Estas son algunas de la dudas más habituales sobre la ashwagandha

¿La ashwagandha funciona de verdad?

La evidencia científica actual sugiere que puede resultar útil especialmente para el estrés y la ansiedad leve. También existen resultados prometedores en sueño y rendimiento físico.

Aun así, no es un suplemento milagroso ni funciona igual en todas las personas.

¿La ashwagandha produce sueño?

Puede favorecer la relajación y mejorar el descanso en algunas personas, especialmente cuando existe estrés mantenido o hiperactivación mental.

¿Se puede tomar ashwagandha todos los días?

Muchos estudios utilizan pautas diarias durante varias semanas. Aun así, debido a la falta de datos sólidos a largo plazo, algunos profesionales recomiendan realizar descansos periódicos.

¿La ashwagandha se puede mezclar con café?

No existe una contraindicación general establecida. Sin embargo, algunas personas pueden notar más nerviosismo o alteraciones digestivas al combinar suplementos y estimulantes.

¿La ashwagandha es segura?

En adultos sanos y en dosis habituales suele tolerarse bien.
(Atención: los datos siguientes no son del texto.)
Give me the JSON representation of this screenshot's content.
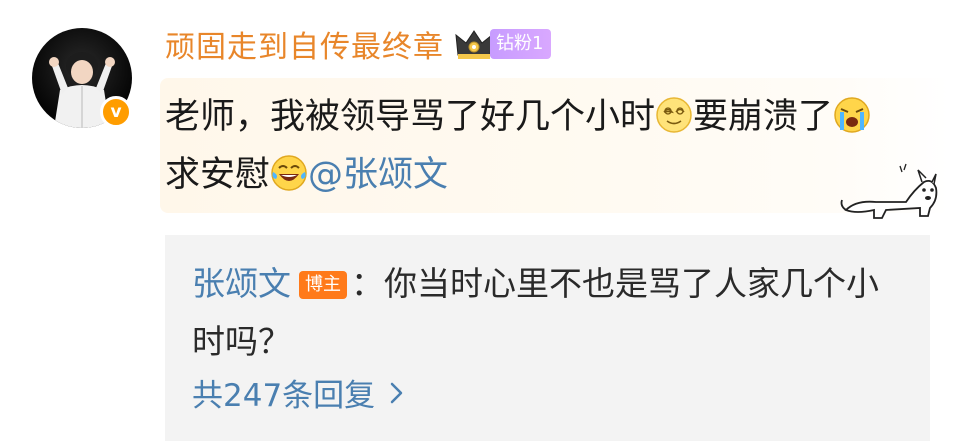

Aun así, puede producir efectos secundarios e interacciones con medicamentos, por lo que no debe considerarse completamente inocua.

La ashwagandha tiene una base científica razonable en áreas como el estrés, la ansiedad leve y la calidad del sueño. También existen resultados prometedores en rendimiento físico y salud hormonal masculina.

Sin embargo, gran parte de los estudios siguen siendo pequeños y de corta duración, por lo que todavía quedan preguntas importantes sobre su eficacia real y su seguridad a largo plazo.

Para muchas personas sanas puede ser un complemento útil dentro de un enfoque más amplio de salud y bienestar. Pero no sustituye tratamientos médicos, ni terapia psicológica, ni hábitos fundamentales como el descanso, el ejercicio o la alimentación.

La información proporcionada en este artículo tiene carácter informativo y no sustituye la consulta médica. Consulta siempre con un/a profesional sanitario antes de iniciar cualquier suplemento, especialmente si tienes enfermedades previas o tomas medicación.

Referencias bibliográficas

National Center for Complementary and Integrative Health (NCCIH). Ashwagandha: What You Need To Know.

MSD Manual. Ashwagandha.

Lopresti, A. L., et al. A systematic review of the clinical use of ashwagandha.

National Institutes of Health (NIH). Dietary Supplements and Botanical Safety.

Chandrasekhar, K., et al. A prospective, randomized double-blind study of safety and efficacy of a high-concentration full-spectrum extract of ashwagandha root.